You were not at the Capitol last session, you never phoned to enquire the status of the bill or how you could help rally support. Rather you have only second-hand information from sources who seem reluctant to step forward and take credit for their remarks.
The facts are that the Maricopa Community College District and other higher education lobbies opposed this bill AND the majority of the representatives from Maricopa County opposed this bill. In spite of being very outnumbered, I fought quite hard for passage in both the House and Senate. It was unpopular and required burning a lot of political capital in making sure it kept moving forward. The veto came as a complete surprise to everyone. Turns out, the governor was listening to those other “higher education” interests urging a veto.
Bottom line? Dr. Crow plays hardball and has a lot of influence with the governor, as does the University of Phoenix.
Do you honestly believe that by electing two new representatives from Sedona and Flagstaff who are members of the minority party the Payson ASU project will get any attention or even come close to the governor’s desk in the next two years?

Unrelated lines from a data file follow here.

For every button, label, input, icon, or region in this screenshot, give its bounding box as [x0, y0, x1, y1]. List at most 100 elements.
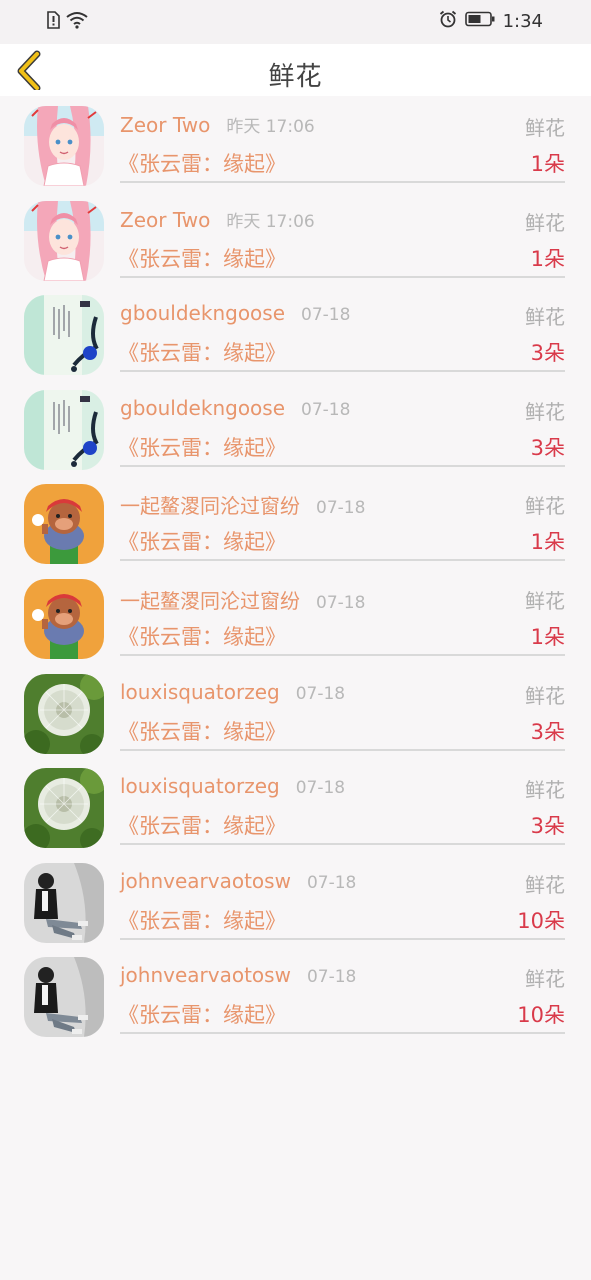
- book-title[interactable]: 《张云雷：缘起》: [118, 243, 286, 273]
- flower-count: 1朵: [530, 624, 565, 649]
- avatar[interactable]: [24, 957, 104, 1038]
- record-user: 一起鳌溭同沦过窗纷 07-18: [120, 585, 365, 614]
- flower-count: 10朵: [517, 908, 565, 933]
- status-bar: 1:34: [0, 0, 591, 44]
- dandelion-avatar: [24, 673, 104, 754]
- record-time: 07-18: [301, 399, 351, 420]
- user-name: johnvearvaotosw: [120, 868, 291, 893]
- book-title[interactable]: 《张云雷：缘起》: [118, 999, 286, 1029]
- record-user: gbouldekngoose 07-18: [120, 396, 350, 420]
- avatar[interactable]: [24, 295, 104, 376]
- list-item[interactable]: johnvearvaotosw 07-18 鲜花 《张云雷：缘起》 10朵: [0, 853, 591, 948]
- user-name: louxisquatorzeg: [120, 774, 280, 799]
- gift-type: 鲜花: [525, 116, 565, 140]
- person-photo-avatar: [24, 862, 104, 943]
- record-user: johnvearvaotosw 07-18: [120, 869, 356, 893]
- record-user: gbouldekngoose 07-18: [120, 301, 350, 325]
- avatar[interactable]: [24, 389, 104, 470]
- list-item[interactable]: gbouldekngoose 07-18 鲜花 《张云雷：缘起》 3朵: [0, 380, 591, 475]
- gift-type: 鲜花: [525, 778, 565, 803]
- alarm-icon: [439, 10, 457, 33]
- header-bar: 鲜花: [0, 44, 591, 96]
- divider: [120, 275, 565, 278]
- book-title[interactable]: 《张云雷：缘起》: [118, 432, 286, 462]
- user-name: 一起鳌溭同沦过窗纷: [120, 588, 300, 613]
- record-time: 07-18: [316, 592, 366, 613]
- record-time: 07-18: [306, 872, 357, 893]
- gift-type: 鲜花: [525, 967, 565, 992]
- list-item[interactable]: gbouldekngoose 07-18 鲜花 《张云雷：缘起》 3朵: [0, 285, 591, 380]
- book-title[interactable]: 《张云雷：缘起》: [118, 337, 286, 367]
- avatar[interactable]: [24, 106, 104, 186]
- record-time: 07-18: [295, 778, 346, 799]
- book-title[interactable]: 《张云雷：缘起》: [118, 716, 286, 746]
- ink-painting-avatar: [24, 295, 104, 376]
- book-title[interactable]: 《张云雷：缘起》: [118, 905, 286, 935]
- ink-painting-avatar: [24, 389, 104, 470]
- status-time: 1:34: [502, 11, 543, 32]
- anime-girl-avatar: [24, 200, 104, 281]
- dandelion-avatar: [24, 768, 104, 849]
- list-item[interactable]: 一起鳌溭同沦过窗纷 07-18 鲜花 《张云雷：缘起》 1朵: [0, 569, 591, 664]
- flower-count: 1朵: [530, 152, 565, 176]
- record-user: Zeor Two 昨天 17:06: [120, 207, 315, 232]
- divider: [120, 181, 565, 183]
- record-time: 07-18: [316, 498, 366, 519]
- gift-type: 鲜花: [525, 210, 565, 235]
- divider: [120, 748, 565, 751]
- user-name: Zeor Two: [120, 113, 211, 137]
- record-user: 一起鳌溭同沦过窗纷 07-18: [120, 490, 365, 519]
- list-item[interactable]: johnvearvaotosw 07-18 鲜花 《张云雷：缘起》 10朵: [0, 947, 591, 1042]
- flower-count: 3朵: [530, 719, 565, 744]
- gift-type: 鲜花: [525, 399, 565, 424]
- divider: [120, 559, 565, 562]
- flower-count: 3朵: [530, 341, 565, 366]
- status-left: [46, 11, 88, 33]
- flower-count: 1朵: [530, 246, 565, 271]
- gift-type: 鲜花: [525, 872, 565, 897]
- record-time: 07-18: [306, 967, 357, 988]
- avatar[interactable]: [24, 200, 104, 281]
- divider: [120, 937, 565, 940]
- flower-record-list: Zeor Two 昨天 17:06 鲜花 《张云雷：缘起》 1朵 Zeor Two…: [0, 96, 591, 1042]
- list-item[interactable]: Zeor Two 昨天 17:06 鲜花 《张云雷：缘起》 1朵: [0, 191, 591, 286]
- record-user: louxisquatorzeg 07-18: [120, 774, 345, 798]
- wifi-icon: [66, 11, 88, 33]
- book-title[interactable]: 《张云雷：缘起》: [118, 148, 286, 178]
- record-time: 07-18: [295, 683, 346, 704]
- gift-type: 鲜花: [525, 494, 565, 519]
- avatar[interactable]: [24, 673, 104, 754]
- list-item[interactable]: 一起鳌溭同沦过窗纷 07-18 鲜花 《张云雷：缘起》 1朵: [0, 474, 591, 569]
- battery-icon: [464, 11, 495, 32]
- cartoon-bear-avatar: [24, 484, 104, 565]
- avatar[interactable]: [24, 578, 104, 659]
- flower-count: 1朵: [530, 530, 565, 555]
- status-right: 1:34: [439, 10, 543, 33]
- user-name: 一起鳌溭同沦过窗纷: [120, 494, 300, 519]
- book-title[interactable]: 《张云雷：缘起》: [118, 810, 286, 840]
- book-title[interactable]: 《张云雷：缘起》: [118, 526, 286, 556]
- record-time: 昨天 17:06: [226, 117, 315, 137]
- anime-girl-avatar: [24, 106, 104, 186]
- list-item[interactable]: Zeor Two 昨天 17:06 鲜花 《张云雷：缘起》 1朵: [0, 96, 591, 191]
- record-time: 昨天 17:06: [226, 211, 315, 232]
- divider: [120, 464, 565, 467]
- list-item[interactable]: louxisquatorzeg 07-18 鲜花 《张云雷：缘起》 3朵: [0, 664, 591, 759]
- gift-type: 鲜花: [525, 305, 565, 330]
- user-name: louxisquatorzeg: [120, 679, 280, 704]
- record-user: louxisquatorzeg 07-18: [120, 680, 345, 704]
- gift-type: 鲜花: [525, 588, 565, 613]
- avatar[interactable]: [24, 768, 104, 849]
- flower-count: 3朵: [530, 435, 565, 460]
- cartoon-bear-avatar: [24, 578, 104, 659]
- divider: [120, 653, 565, 656]
- record-time: 07-18: [301, 305, 351, 326]
- list-item[interactable]: louxisquatorzeg 07-18 鲜花 《张云雷：缘起》 3朵: [0, 758, 591, 853]
- flower-count: 10朵: [517, 1003, 565, 1028]
- avatar[interactable]: [24, 862, 104, 943]
- user-name: Zeor Two: [120, 207, 211, 232]
- avatar[interactable]: [24, 484, 104, 565]
- divider: [120, 843, 565, 846]
- book-title[interactable]: 《张云雷：缘起》: [118, 621, 286, 651]
- sim-alert-icon: [46, 11, 60, 33]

Please stick to the facts or cite your sources. Your readers deserve better than this.
Representative Brenda Barton
Editor’s Note: The Roundup reported frequently on the effort to pass legislation to enable ASU to partner with Payson to create the Separate Legal Entity and has also reported on the governor’s veto. Sources close to those efforts told the Roundup Rep. Barton and Rep. Crandell supported the legislation, but remained minimally involved. Rep. Barton’s letter appears to blame ASU President Crow and the University of Phoenix for the governor’s veto, which seems odd since ASU had the most to gain if the governor had signed the law. Sources close to the effort to pass the bill said they later learned Arizona Public Service lobbied the governor to veto the SLE legislation to prevent universities from establishing alternative energy projects within SLEs.